Döneklik derken siyasi partilerin dar kalıplarından kurtulmuş soylu insanların bahçeli evlerinde otururken birden akıllarına gelip de yaptıkları dönekliklerinden bahsetmiyorum. Döneklik dediğin, güvenilmez, bir söylediğinin tersini yapan, tutarsız, her an bir yükselenin (değerin, görüşün, modanın, avanta dağıtıcı) etkisi ile hızla yönünü de o tarafa çeviren değil kastettiğim. Fırıldak gibi topaç gibi dönen değil, daha yavaş döndüğü belli olmayan yılların akil insanları gibi de değil. Sema ayinindeki derviş hiç değil tabii kastettiğim, değirmen taşı da değil, rüzgâr gülü de.

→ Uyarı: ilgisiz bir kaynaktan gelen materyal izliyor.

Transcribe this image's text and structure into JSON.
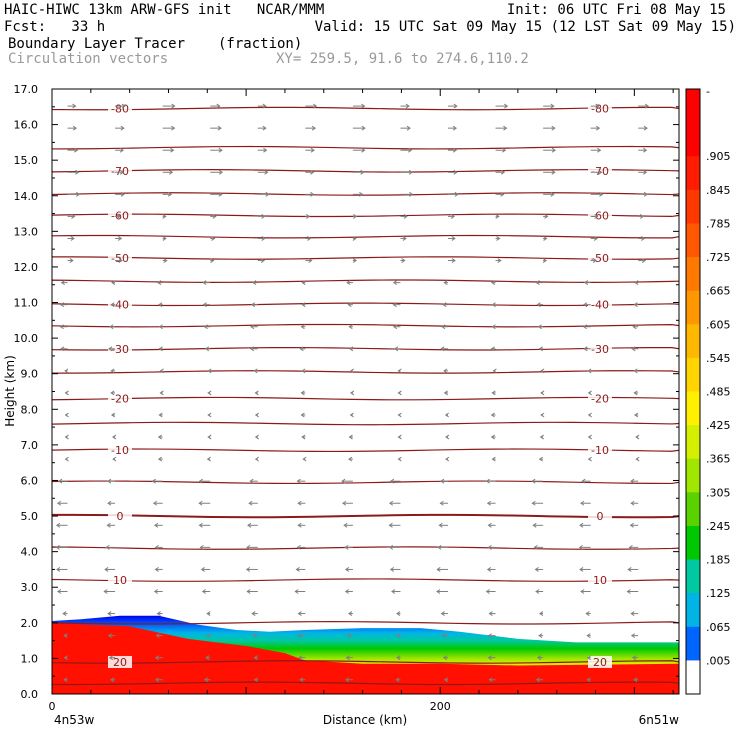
{
  "header": {
    "line1_left": "HAIC-HIWC 13km ARW-GFS init   NCAR/MMM",
    "line1_right": "Init: 06 UTC Fri 08 May 15",
    "line2_left": "Fcst:   33 h",
    "line2_right": "Valid: 15 UTC Sat 09 May 15 (12 LST Sat 09 May 15)",
    "field_name": "Boundary Layer Tracer",
    "field_units": "(fraction)",
    "overlay_name": "Circulation vectors",
    "xy_readout": "XY= 259.5, 91.6 to 274.6,110.2"
  },
  "chart_data": {
    "type": "heatmap",
    "title": "Boundary Layer Tracer",
    "units": "fraction",
    "ylabel": "Height (km)",
    "xlabel": "Distance (km)",
    "xlim": [
      0,
      323
    ],
    "ylim": [
      0,
      17
    ],
    "yticks": [
      "0.0",
      "1.0",
      "2.0",
      "3.0",
      "4.0",
      "5.0",
      "6.0",
      "7.0",
      "8.0",
      "9.0",
      "10.0",
      "11.0",
      "12.0",
      "13.0",
      "14.0",
      "15.0",
      "16.0",
      "17.0"
    ],
    "xticks": [
      {
        "value": 0,
        "label": "0"
      },
      {
        "value": 200,
        "label": "200"
      }
    ],
    "x_endpoints": {
      "left": "4n53w",
      "right": "6n51w"
    },
    "colorbar": {
      "labels": [
        "-",
        ".905",
        ".845",
        ".785",
        ".725",
        ".665",
        ".605",
        ".545",
        ".485",
        ".425",
        ".365",
        ".305",
        ".245",
        ".185",
        ".125",
        ".065",
        ".005"
      ],
      "colors": [
        "#ff0000",
        "#ff0000",
        "#ff1c00",
        "#ff3800",
        "#ff5800",
        "#ff7800",
        "#ff9800",
        "#ffb800",
        "#ffd400",
        "#fff000",
        "#d4f000",
        "#a0e600",
        "#5ad200",
        "#00c800",
        "#00c8a0",
        "#00b4e6",
        "#0064ff",
        "#0000f0"
      ]
    },
    "tracer_top_km": [
      [
        0,
        2.05
      ],
      [
        15,
        2.1
      ],
      [
        35,
        2.2
      ],
      [
        55,
        2.2
      ],
      [
        75,
        1.95
      ],
      [
        95,
        1.8
      ],
      [
        112,
        1.75
      ],
      [
        130,
        1.8
      ],
      [
        160,
        1.85
      ],
      [
        190,
        1.85
      ],
      [
        210,
        1.75
      ],
      [
        240,
        1.55
      ],
      [
        270,
        1.45
      ],
      [
        300,
        1.45
      ],
      [
        323,
        1.45
      ]
    ],
    "tracer_red_top_km": [
      [
        0,
        2.0
      ],
      [
        40,
        1.9
      ],
      [
        70,
        1.55
      ],
      [
        100,
        1.35
      ],
      [
        120,
        1.15
      ],
      [
        130,
        0.95
      ],
      [
        160,
        0.85
      ],
      [
        200,
        0.85
      ],
      [
        240,
        0.8
      ],
      [
        323,
        0.85
      ]
    ],
    "temperature_contours": [
      {
        "label": "-80",
        "y": 16.45
      },
      {
        "label": "",
        "y": 15.35
      },
      {
        "label": "-70",
        "y": 14.7
      },
      {
        "label": "",
        "y": 14.05
      },
      {
        "label": "-60",
        "y": 13.45
      },
      {
        "label": "",
        "y": 12.85
      },
      {
        "label": "-50",
        "y": 12.25
      },
      {
        "label": "",
        "y": 11.6
      },
      {
        "label": "-40",
        "y": 10.95
      },
      {
        "label": "",
        "y": 10.35
      },
      {
        "label": "-30",
        "y": 9.7
      },
      {
        "label": "",
        "y": 9.05
      },
      {
        "label": "-20",
        "y": 8.3
      },
      {
        "label": "",
        "y": 7.6
      },
      {
        "label": "-10",
        "y": 6.85
      },
      {
        "label": "",
        "y": 5.95
      },
      {
        "label": "0",
        "y": 5.0
      },
      {
        "label": "",
        "y": 4.1
      },
      {
        "label": "10",
        "y": 3.2
      },
      {
        "label": "",
        "y": 2.0
      },
      {
        "label": "20",
        "y": 0.9
      },
      {
        "label": "",
        "y": 0.3
      }
    ],
    "contour_color": "#8b1a1a",
    "vector_color": "#7f7f7f"
  }
}
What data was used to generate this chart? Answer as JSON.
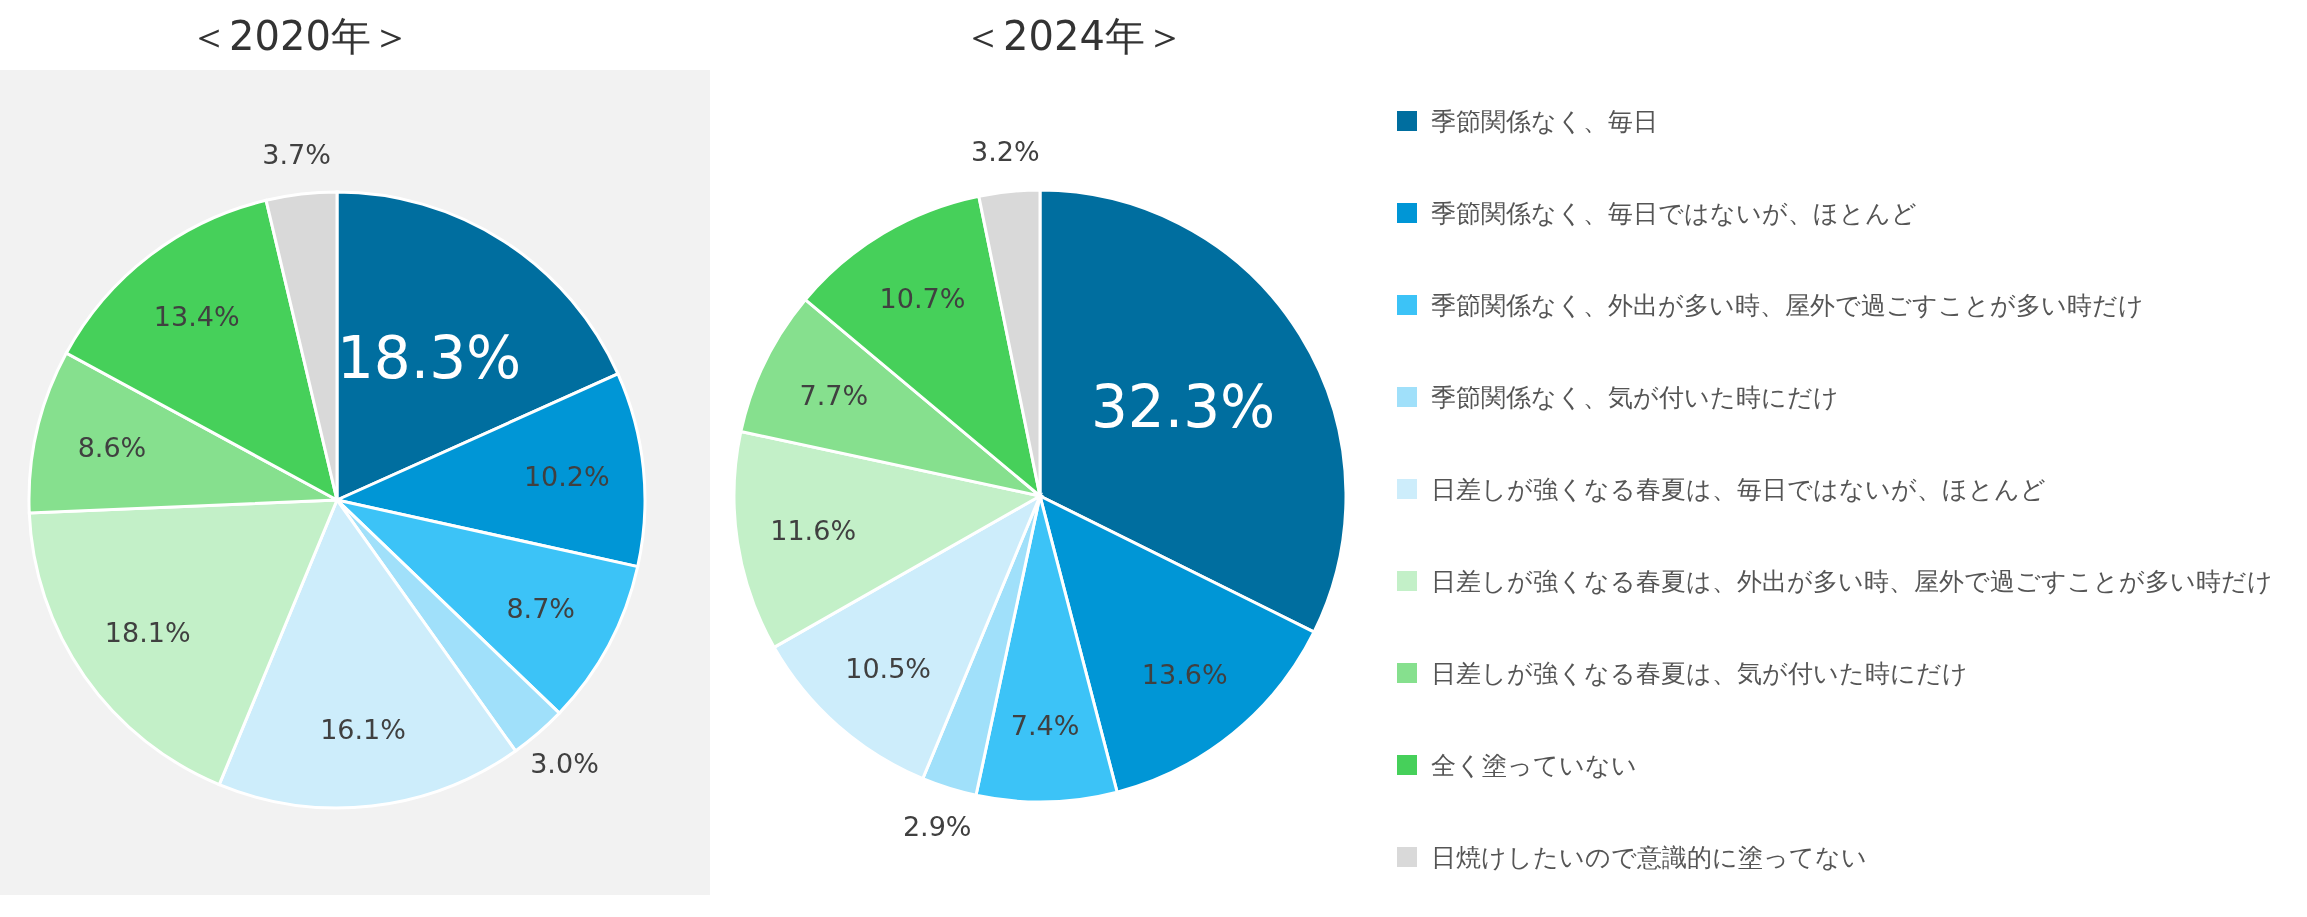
{
  "chart_data": [
    {
      "type": "pie",
      "title": "＜2020年＞",
      "legend": "right",
      "categories": [
        "季節関係なく、毎日",
        "季節関係なく、毎日ではないが、ほとんど",
        "季節関係なく、外出が多い時、屋外で過ごすことが多い時だけ",
        "季節関係なく、気が付いた時にだけ",
        "日差しが強くなる春夏は、毎日ではないが、ほとんど",
        "日差しが強くなる春夏は、外出が多い時、屋外で過ごすことが多い時だけ",
        "日差しが強くなる春夏は、気が付いた時にだけ",
        "全く塗っていない",
        "日焼けしたいので意識的に塗ってない"
      ],
      "values": [
        18.3,
        10.2,
        8.7,
        3.0,
        16.1,
        18.1,
        8.6,
        13.4,
        3.7
      ],
      "value_labels": [
        "18.3%",
        "10.2%",
        "8.7%",
        "3.0%",
        "16.1%",
        "18.1%",
        "8.6%",
        "13.4%",
        "3.7%"
      ],
      "colors": [
        "#006e9f",
        "#0096d6",
        "#3cc3f7",
        "#a0e0fa",
        "#cdedfb",
        "#c3f0c8",
        "#86e08e",
        "#46d05a",
        "#d9d9d9"
      ]
    },
    {
      "type": "pie",
      "title": "＜2024年＞",
      "legend": false,
      "categories": [
        null,
        null,
        null,
        null,
        null,
        null,
        null,
        null,
        null
      ],
      "values": [
        32.3,
        13.6,
        7.4,
        2.9,
        10.5,
        11.6,
        7.7,
        10.7,
        3.2
      ],
      "value_labels": [
        "32.3%",
        "13.6%",
        "7.4%",
        "2.9%",
        "10.5%",
        "11.6%",
        "7.7%",
        "10.7%",
        "3.2%"
      ],
      "colors": [
        "#006e9f",
        "#0096d6",
        "#3cc3f7",
        "#a0e0fa",
        "#cdedfb",
        "#c3f0c8",
        "#86e08e",
        "#46d05a",
        "#d9d9d9"
      ]
    }
  ]
}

Kastettiğim rahmetli Barış Manço’nun “Dünya dönüyor dostlar, ben dönmüşüm çok mu?” daki naiflik. Dünya bile çaktırmadan dönerken biz neden dönmeyelim.
Bahsetmek istediğim aslında değişim. Ani tutarsız birden beklenmedik değişim döneklik ise benim düşündüğün biraz akılla, kalple hissederek isteyerek olan döneklik. Tutulan yol yol değil ama onda ısrar etmek yerine arada yolunu değiştirmek gibi. Değişim hayatta kalma için en temel koşul. Var olma güçlü ve sürdürülebilirlik ancak değişimle mümkün. Bu açıdan bakıyorum biraz.
Bana göre insan muhafazakar olmalı biraz. Sahip olduğu iyi alışkanlıkları, değerleri, maddi manevi varlıklarını, iyi dostlarını, vatanını, işini, aşını, eşini, çocuklarını korumalı kollamalı. Hayatına değer katan şeyleri muhafaza etmeli. En çok da temel değerlerini. Muhafazakarlık gerek yani insana. Yoksa elinden uçup gider de bakarsın ardından.
Bana göre biraz liberal olmalı. Öyle bir liberallik ki, var olan eksikliklerinin fazlalıklarının farkına varıp bunlarla ilgili kararlar alabilmeli, değişimi sağlamalı, iyiyi güzeli yeniyi getirmeye yönelik açık olmalı. Ufkuna, düşüncesine, çevresine ve arada rotasına ayar vermeli yani. Sahip olduklarında daha iyiyi güzeli aramalı.
Bana göre biraz radikal olmalı kişi. Öyle radikal ki hayatında gördüğü bildiği yaşadığı olumsuzlukları, insanları, alışkanlıklarını kendisine zarar veren şeyleri bir çırpıda radikal bir şekilde atabilmeli. Temizlemeli bünyesini, ruhunu düşüncelerini. Radikal şekilde yeniden kurmalı dengeleri. Kötünün iyisine tahammül etmemeli belki.
Bana göre mutlaka devrimci olalı kişi. Öyle bir devrimcilik ki olmamışı yapsın, yeni şeyler katsın hayatına, denenmemişi denesin, eski köye yeni adet getirsin. Bu ister yeni bir alışkanlık ister yeni bir ülke, yeni bir iş, yeni eğitim ne derseniz deyin. Yeniyi katabilmeli hayatına. Yenilenebilmeli. Kendi hayatında devrim yapabilmeli. Hayatına kattığında mutlu olacağını daha iyi daha güzel olacağını düşündüğü şeyler için büyük değişimleri birden yapabilmeli azar azar değil. Devrim yapmalı yani.
Hayatın akışı için arada durup bakmalı fırdöndü gibi bir muhafazakar, bir radikal, bir liberal, bir devrimci değil; yerinde zamanında uygun dozda dönek olmalı. Öyle bir döneklik ki okudukça yaşadıkça, gördükçe, hissettikçe, paylaştıkça, akılla vicdanla kalple dönebilmeli. Öyle bir dönek olmalı döndüğünü bile bilmemeli. İçten gelmeli.
Hadi gelin biraz dönek olalım. Bakalım nerede muhafazakarlık gerek, nerede devrimcilik, nerede radikal olmak gerek nerede liberal. Olduğun hal Nasrettin Hoca’nın saz çalarken aradığı perde gibi en doğru olan mı? Halinden memnun musun? Bir sözüm yok sana. Ama değilse biraz dönek olmaya ne dersin?